The U.S. government, of course, denies this fact and bases numerous policies upon the assumption that the vast majority of Muslims share universally accepted notions of human rights, and abhor jihad terrorism. The deaths of these two soldiers are the fruit of that false assumption – and just as they were not the first casualties caused by this mistaken idea, they will not be the last.
This is not to say, of course, that nothing at all can be done with the locals in Afghanistan. The problem in Afghanistan is not unique to that country: the locals can be paid off to fight, but even then their loyalty is not guaranteed. And once the money flow stops, they will fight for the next paymaster – and when no paymaster is there, they will fight each other. This is a weak reed on which to build a reliable alliance, and has already been shown to have been a spectacular failure in Pakistan, where the U.S. government has showered billions over the years upon the Pakistanis in order to induce them to fight against the Taliban and Al-Qaeda, only to see a good amount of that money funneled to those very groups by jihadist ideologues within the Pakistani government. Yet the Pelosi Congress’s solution to this problem was to triple aid to the Pakistanis, without devising any improved mechanism for accountability.

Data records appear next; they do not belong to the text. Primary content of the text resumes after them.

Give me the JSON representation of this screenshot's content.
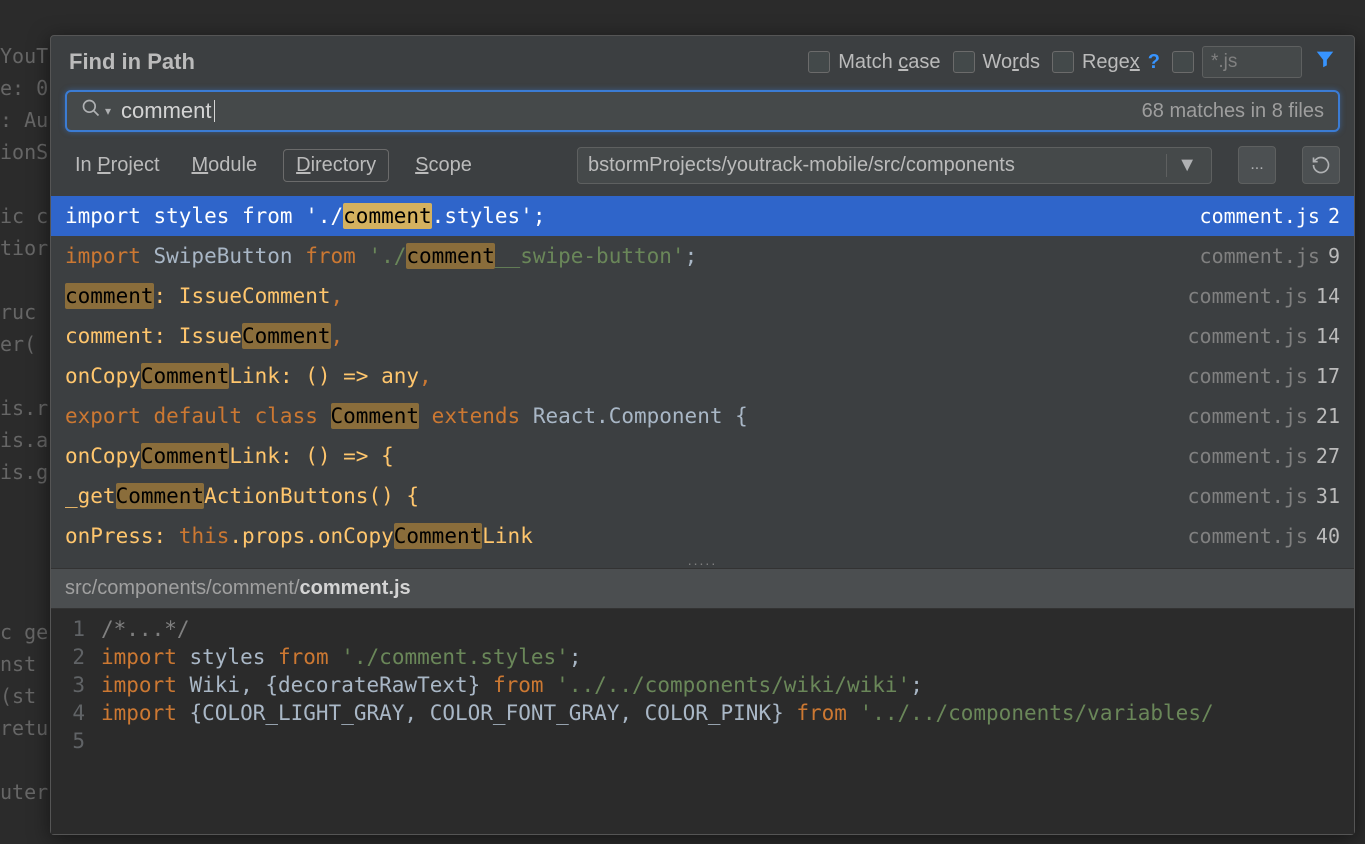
{
  "bg_snippets": [
    "YouT",
    "e: 0",
    ": Au",
    "ionS",
    "",
    "ic c",
    "tior",
    "",
    "ruc",
    "er(",
    "",
    "is.r",
    "is.a",
    "is.g",
    "",
    "",
    "",
    "",
    "c ge",
    "nst ",
    " (st",
    "retu",
    "",
    "uter"
  ],
  "dialog": {
    "title": "Find in Path",
    "match_case": "Match case",
    "words": "Words",
    "regex": "Regex",
    "regex_help": "?",
    "file_mask_placeholder": "*.js"
  },
  "search": {
    "value": "comment",
    "count": "68 matches in 8 files"
  },
  "scopes": {
    "in_project": "In Project",
    "module": "Module",
    "directory": "Directory",
    "scope": "Scope",
    "path": "bstormProjects/youtrack-mobile/src/components",
    "ellipsis": "...",
    "refresh": "↻"
  },
  "results": [
    {
      "segments": [
        {
          "t": "import styles from './",
          "c": "white"
        },
        {
          "t": "comment",
          "c": "hl-sel"
        },
        {
          "t": ".styles';",
          "c": "white"
        }
      ],
      "file": "comment.js",
      "line": "2",
      "selected": true
    },
    {
      "segments": [
        {
          "t": "import",
          "c": "kw"
        },
        {
          "t": " SwipeButton ",
          "c": "whitish"
        },
        {
          "t": "from ",
          "c": "kw"
        },
        {
          "t": "'./",
          "c": "str"
        },
        {
          "t": "comment",
          "c": "hl"
        },
        {
          "t": "__swipe-button'",
          "c": "str"
        },
        {
          "t": ";",
          "c": "whitish"
        }
      ],
      "file": "comment.js",
      "line": "9"
    },
    {
      "segments": [
        {
          "t": "comment",
          "c": "hl"
        },
        {
          "t": ": IssueComment",
          "c": "prop"
        },
        {
          "t": ",",
          "c": "kw"
        }
      ],
      "file": "comment.js",
      "line": "14"
    },
    {
      "segments": [
        {
          "t": "comment: Issue",
          "c": "prop"
        },
        {
          "t": "Comment",
          "c": "hl"
        },
        {
          "t": ",",
          "c": "kw"
        }
      ],
      "file": "comment.js",
      "line": "14"
    },
    {
      "segments": [
        {
          "t": "onCopy",
          "c": "prop"
        },
        {
          "t": "Comment",
          "c": "hl"
        },
        {
          "t": "Link: () => any",
          "c": "prop"
        },
        {
          "t": ",",
          "c": "kw"
        }
      ],
      "file": "comment.js",
      "line": "17"
    },
    {
      "segments": [
        {
          "t": "export default class ",
          "c": "kw"
        },
        {
          "t": "Comment",
          "c": "hl"
        },
        {
          "t": " extends",
          "c": "kw"
        },
        {
          "t": " React.Component {",
          "c": "whitish"
        }
      ],
      "file": "comment.js",
      "line": "21"
    },
    {
      "segments": [
        {
          "t": "onCopy",
          "c": "prop"
        },
        {
          "t": "Comment",
          "c": "hl"
        },
        {
          "t": "Link: () => {",
          "c": "prop"
        }
      ],
      "file": "comment.js",
      "line": "27"
    },
    {
      "segments": [
        {
          "t": "_get",
          "c": "prop"
        },
        {
          "t": "Comment",
          "c": "hl"
        },
        {
          "t": "ActionButtons() {",
          "c": "prop"
        }
      ],
      "file": "comment.js",
      "line": "31"
    },
    {
      "segments": [
        {
          "t": "onPress: ",
          "c": "prop"
        },
        {
          "t": "this",
          "c": "this-kw"
        },
        {
          "t": ".props.onCopy",
          "c": "prop"
        },
        {
          "t": "Comment",
          "c": "hl"
        },
        {
          "t": "Link",
          "c": "prop"
        }
      ],
      "file": "comment.js",
      "line": "40"
    }
  ],
  "file_path": {
    "prefix": "src/components/comment/",
    "name": "comment.js"
  },
  "preview": [
    {
      "n": "1",
      "segs": [
        {
          "t": "/*...*/",
          "c": "comment-c"
        }
      ]
    },
    {
      "n": "2",
      "segs": [
        {
          "t": "import",
          "c": "kw"
        },
        {
          "t": " styles ",
          "c": "whitish"
        },
        {
          "t": "from",
          "c": "kw"
        },
        {
          "t": " ",
          "c": ""
        },
        {
          "t": "'./comment.styles'",
          "c": "str"
        },
        {
          "t": ";",
          "c": "whitish"
        }
      ]
    },
    {
      "n": "3",
      "segs": [
        {
          "t": "import",
          "c": "kw"
        },
        {
          "t": " Wiki, {decorateRawText} ",
          "c": "whitish"
        },
        {
          "t": "from",
          "c": "kw"
        },
        {
          "t": " ",
          "c": ""
        },
        {
          "t": "'../../components/wiki/wiki'",
          "c": "str"
        },
        {
          "t": ";",
          "c": "whitish"
        }
      ]
    },
    {
      "n": "4",
      "segs": [
        {
          "t": "import",
          "c": "kw"
        },
        {
          "t": " {COLOR_LIGHT_GRAY, COLOR_FONT_GRAY, COLOR_PINK} ",
          "c": "whitish"
        },
        {
          "t": "from",
          "c": "kw"
        },
        {
          "t": " ",
          "c": ""
        },
        {
          "t": "'../../components/variables/",
          "c": "str"
        }
      ]
    },
    {
      "n": "5",
      "segs": []
    }
  ]
}
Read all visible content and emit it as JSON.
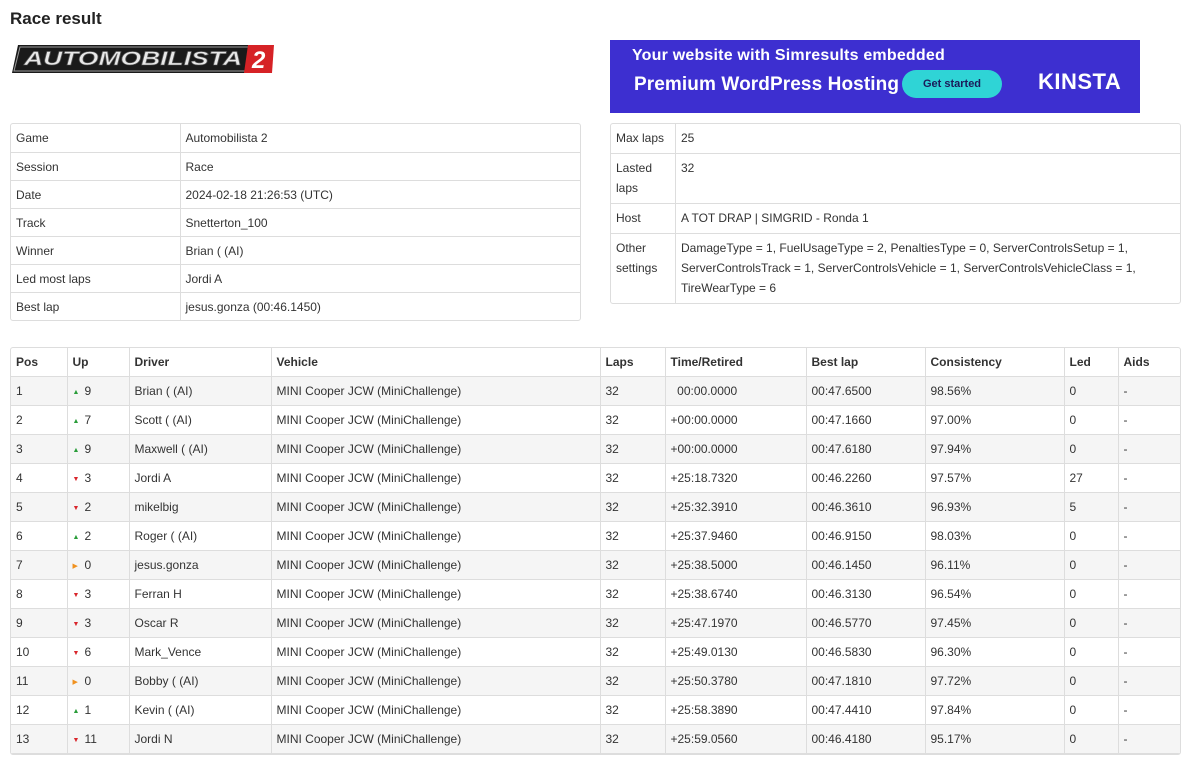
{
  "page": {
    "title": "Race result"
  },
  "logo": {
    "text": "AUTOMOBILISTA",
    "numeral": "2"
  },
  "ad": {
    "line1": "Your website with Simresults embedded",
    "line2": "Premium WordPress Hosting",
    "button": "Get started",
    "brand": "KINSTA"
  },
  "session_info": [
    {
      "key": "Game",
      "value": "Automobilista 2"
    },
    {
      "key": "Session",
      "value": "Race"
    },
    {
      "key": "Date",
      "value": "2024-02-18 21:26:53 (UTC)"
    },
    {
      "key": "Track",
      "value": "Snetterton_100"
    },
    {
      "key": "Winner",
      "value": "Brian ( (AI)"
    },
    {
      "key": "Led most laps",
      "value": "Jordi A"
    },
    {
      "key": "Best lap",
      "value": "jesus.gonza (00:46.1450)"
    }
  ],
  "server_info": [
    {
      "key": "Max laps",
      "value": "25"
    },
    {
      "key": "Lasted laps",
      "value": "32"
    },
    {
      "key": "Host",
      "value": "A TOT DRAP | SIMGRID - Ronda 1"
    },
    {
      "key": "Other settings",
      "value": "DamageType = 1, FuelUsageType = 2, PenaltiesType = 0, ServerControlsSetup = 1, ServerControlsTrack = 1, ServerControlsVehicle = 1, ServerControlsVehicleClass = 1, TireWearType = 6"
    }
  ],
  "results": {
    "columns": [
      "Pos",
      "Up",
      "Driver",
      "Vehicle",
      "Laps",
      "Time/Retired",
      "Best lap",
      "Consistency",
      "Led",
      "Aids"
    ],
    "rows": [
      {
        "pos": "1",
        "dir": "up",
        "up": "9",
        "driver": "Brian ( (AI)",
        "vehicle": "MINI Cooper JCW (MiniChallenge)",
        "laps": "32",
        "time": "  00:00.0000",
        "best": "00:47.6500",
        "consistency": "98.56%",
        "led": "0",
        "aids": "-"
      },
      {
        "pos": "2",
        "dir": "up",
        "up": "7",
        "driver": "Scott ( (AI)",
        "vehicle": "MINI Cooper JCW (MiniChallenge)",
        "laps": "32",
        "time": "+00:00.0000",
        "best": "00:47.1660",
        "consistency": "97.00%",
        "led": "0",
        "aids": "-"
      },
      {
        "pos": "3",
        "dir": "up",
        "up": "9",
        "driver": "Maxwell ( (AI)",
        "vehicle": "MINI Cooper JCW (MiniChallenge)",
        "laps": "32",
        "time": "+00:00.0000",
        "best": "00:47.6180",
        "consistency": "97.94%",
        "led": "0",
        "aids": "-"
      },
      {
        "pos": "4",
        "dir": "down",
        "up": "3",
        "driver": "Jordi A",
        "vehicle": "MINI Cooper JCW (MiniChallenge)",
        "laps": "32",
        "time": "+25:18.7320",
        "best": "00:46.2260",
        "consistency": "97.57%",
        "led": "27",
        "aids": "-"
      },
      {
        "pos": "5",
        "dir": "down",
        "up": "2",
        "driver": "mikelbig",
        "vehicle": "MINI Cooper JCW (MiniChallenge)",
        "laps": "32",
        "time": "+25:32.3910",
        "best": "00:46.3610",
        "consistency": "96.93%",
        "led": "5",
        "aids": "-"
      },
      {
        "pos": "6",
        "dir": "up",
        "up": "2",
        "driver": "Roger ( (AI)",
        "vehicle": "MINI Cooper JCW (MiniChallenge)",
        "laps": "32",
        "time": "+25:37.9460",
        "best": "00:46.9150",
        "consistency": "98.03%",
        "led": "0",
        "aids": "-"
      },
      {
        "pos": "7",
        "dir": "same",
        "up": "0",
        "driver": "jesus.gonza",
        "vehicle": "MINI Cooper JCW (MiniChallenge)",
        "laps": "32",
        "time": "+25:38.5000",
        "best": "00:46.1450",
        "consistency": "96.11%",
        "led": "0",
        "aids": "-"
      },
      {
        "pos": "8",
        "dir": "down",
        "up": "3",
        "driver": "Ferran H",
        "vehicle": "MINI Cooper JCW (MiniChallenge)",
        "laps": "32",
        "time": "+25:38.6740",
        "best": "00:46.3130",
        "consistency": "96.54%",
        "led": "0",
        "aids": "-"
      },
      {
        "pos": "9",
        "dir": "down",
        "up": "3",
        "driver": "Oscar R",
        "vehicle": "MINI Cooper JCW (MiniChallenge)",
        "laps": "32",
        "time": "+25:47.1970",
        "best": "00:46.5770",
        "consistency": "97.45%",
        "led": "0",
        "aids": "-"
      },
      {
        "pos": "10",
        "dir": "down",
        "up": "6",
        "driver": "Mark_Vence",
        "vehicle": "MINI Cooper JCW (MiniChallenge)",
        "laps": "32",
        "time": "+25:49.0130",
        "best": "00:46.5830",
        "consistency": "96.30%",
        "led": "0",
        "aids": "-"
      },
      {
        "pos": "11",
        "dir": "same",
        "up": "0",
        "driver": "Bobby ( (AI)",
        "vehicle": "MINI Cooper JCW (MiniChallenge)",
        "laps": "32",
        "time": "+25:50.3780",
        "best": "00:47.1810",
        "consistency": "97.72%",
        "led": "0",
        "aids": "-"
      },
      {
        "pos": "12",
        "dir": "up",
        "up": "1",
        "driver": "Kevin ( (AI)",
        "vehicle": "MINI Cooper JCW (MiniChallenge)",
        "laps": "32",
        "time": "+25:58.3890",
        "best": "00:47.4410",
        "consistency": "97.84%",
        "led": "0",
        "aids": "-"
      },
      {
        "pos": "13",
        "dir": "down",
        "up": "11",
        "driver": "Jordi N",
        "vehicle": "MINI Cooper JCW (MiniChallenge)",
        "laps": "32",
        "time": "+25:59.0560",
        "best": "00:46.4180",
        "consistency": "95.17%",
        "led": "0",
        "aids": "-"
      }
    ]
  },
  "icons": {
    "up": "triangle-up-icon",
    "down": "triangle-down-icon",
    "same": "triangle-right-icon"
  },
  "colors": {
    "up": "#2a9d3a",
    "down": "#d9262c",
    "same": "#f0911f",
    "ad_bg": "#3d2fd0",
    "ad_button": "#2fd4d6"
  }
}
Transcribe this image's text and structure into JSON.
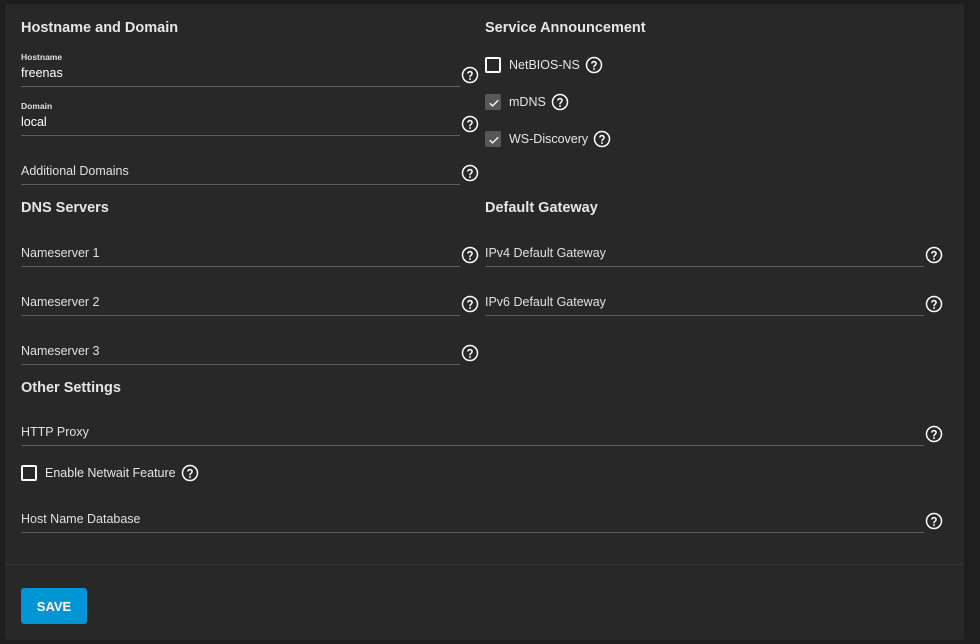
{
  "sections": {
    "hostname_domain": "Hostname and Domain",
    "service_announcement": "Service Announcement",
    "dns_servers": "DNS Servers",
    "default_gateway": "Default Gateway",
    "other_settings": "Other Settings"
  },
  "fields": {
    "hostname": {
      "label": "Hostname",
      "value": "freenas"
    },
    "domain": {
      "label": "Domain",
      "value": "local"
    },
    "additional_domains": {
      "label": "Additional Domains",
      "value": ""
    },
    "nameserver1": {
      "label": "Nameserver 1",
      "value": ""
    },
    "nameserver2": {
      "label": "Nameserver 2",
      "value": ""
    },
    "nameserver3": {
      "label": "Nameserver 3",
      "value": ""
    },
    "ipv4_gateway": {
      "label": "IPv4 Default Gateway",
      "value": ""
    },
    "ipv6_gateway": {
      "label": "IPv6 Default Gateway",
      "value": ""
    },
    "http_proxy": {
      "label": "HTTP Proxy",
      "value": ""
    },
    "host_name_database": {
      "label": "Host Name Database",
      "value": ""
    }
  },
  "checkboxes": {
    "netbios_ns": {
      "label": "NetBIOS-NS",
      "checked": false
    },
    "mdns": {
      "label": "mDNS",
      "checked": true
    },
    "ws_discovery": {
      "label": "WS-Discovery",
      "checked": true
    },
    "netwait": {
      "label": "Enable Netwait Feature",
      "checked": false
    }
  },
  "icons": {
    "help": "help-circle-icon",
    "check": "checkmark-icon"
  },
  "colors": {
    "background": "#1e1e1e",
    "card": "#282828",
    "primary": "#0095d5",
    "checked_box": "#575757",
    "underline": "#5f5f5f"
  },
  "buttons": {
    "save": "SAVE"
  }
}
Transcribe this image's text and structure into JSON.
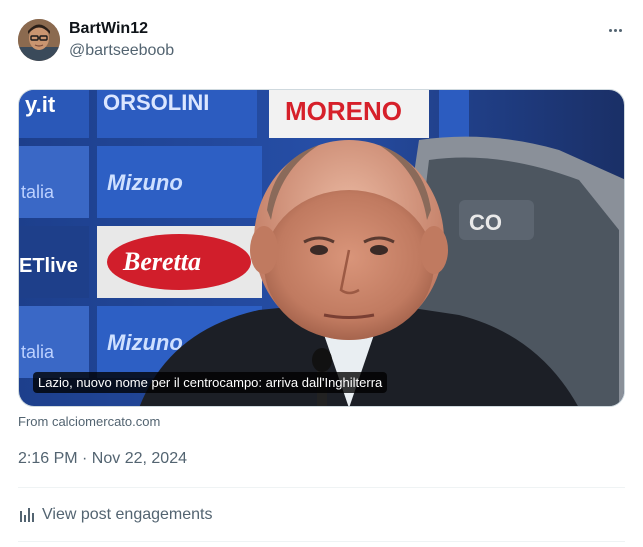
{
  "author": {
    "display_name": "BartWin12",
    "handle": "@bartseeboob"
  },
  "media": {
    "caption": "Lazio, nuovo nome per il centrocampo: arriva dall'Inghilterra",
    "backdrop_sponsors": [
      "y.it",
      "ORSOLINI",
      "MORENO",
      "Mizuno",
      "Beretta",
      "talia",
      "ET live",
      "CO"
    ]
  },
  "source": "From calciomercato.com",
  "timestamp": "2:16 PM · Nov 22, 2024",
  "engagements_label": "View post engagements",
  "icons": [
    "more-options-icon",
    "analytics-bars-icon"
  ]
}
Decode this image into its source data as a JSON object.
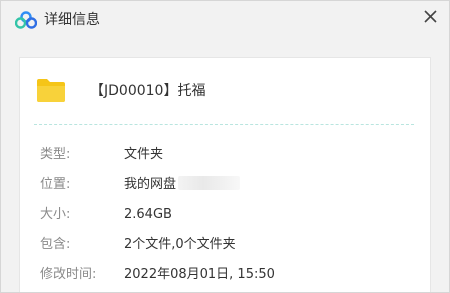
{
  "window": {
    "title": "详细信息",
    "icons": {
      "app": "cloud-logo-icon",
      "close": "close-icon",
      "folder": "folder-icon"
    },
    "colors": {
      "folder": "#F5C518",
      "logo_blue": "#2f8ef4",
      "logo_green": "#33c4a8",
      "divider": "#b9e5df"
    }
  },
  "file": {
    "name": "【JD00010】托福"
  },
  "details": [
    {
      "label": "类型:",
      "value": "文件夹"
    },
    {
      "label": "位置:",
      "value": "我的网盘"
    },
    {
      "label": "大小:",
      "value": "2.64GB"
    },
    {
      "label": "包含:",
      "value": "2个文件,0个文件夹"
    },
    {
      "label": "修改时间:",
      "value": "2022年08月01日, 15:50"
    }
  ]
}
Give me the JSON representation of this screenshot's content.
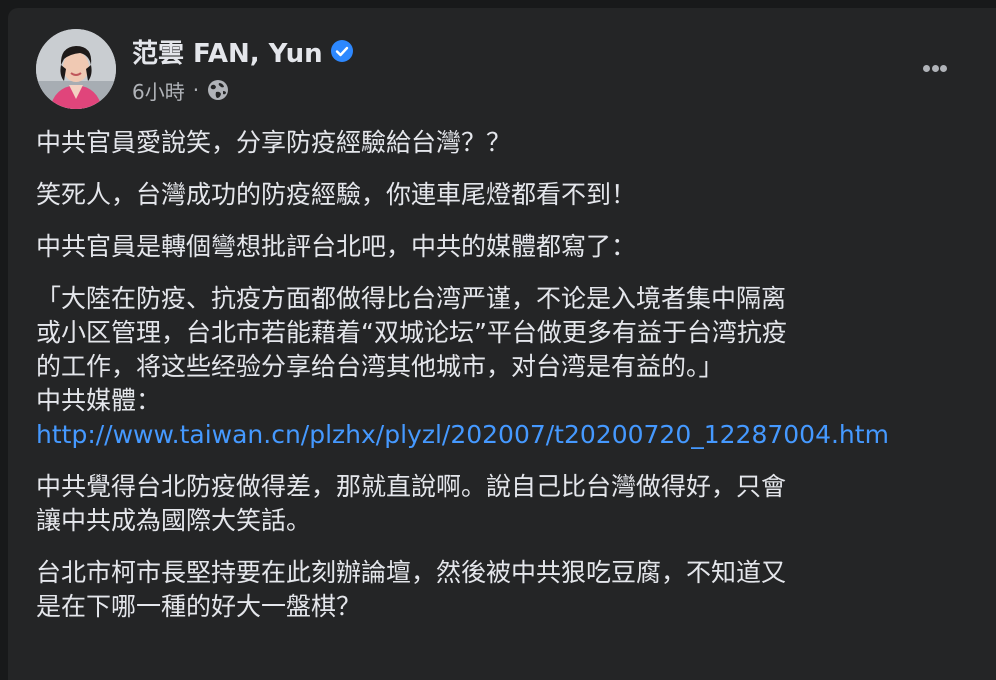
{
  "post": {
    "author": {
      "name": "范雲 FAN, Yun",
      "verified": true
    },
    "meta": {
      "time": "6小時",
      "separator": "·",
      "privacy_icon": "globe-icon"
    },
    "more_icon": "more-options-icon",
    "paragraphs": [
      "中共官員愛說笑，分享防疫經驗給台灣？？",
      "笑死人，台灣成功的防疫經驗，你連車尾燈都看不到！",
      "中共官員是轉個彎想批評台北吧，中共的媒體都寫了："
    ],
    "quote": "「大陸在防疫、抗疫方面都做得比台湾严谨，不论是入境者集中隔离\n或小区管理，台北市若能藉着“双城论坛”平台做更多有益于台湾抗疫\n的工作，将这些经验分享给台湾其他城市，对台湾是有益的。」",
    "source_label": "中共媒體：",
    "source_link": "http://www.taiwan.cn/plzhx/plyzl/202007/t20200720_12287004.htm",
    "paragraphs_after": [
      "中共覺得台北防疫做得差，那就直說啊。說自己比台灣做得好，只會\n讓中共成為國際大笑話。",
      "台北市柯市長堅持要在此刻辦論壇，然後被中共狠吃豆腐，不知道又\n是在下哪一種的好大一盤棋？"
    ]
  },
  "colors": {
    "background": "#18191a",
    "card": "#242526",
    "text_primary": "#e4e6eb",
    "text_secondary": "#b0b3b8",
    "link": "#4599ff",
    "verified_badge": "#2d88ff"
  }
}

Ultimately, the Obama Administration is going to have to make some hard decisions about the level of access that Muslim employees and collaborators of all kinds are given to U.S. personnel in Afghanistan and elsewhere. But this will require Administration officials to take off their politically correct blinders and face some hard and inconvenient truths. If they do so, these two soldiers who died in Afghanistan will not have died in vain.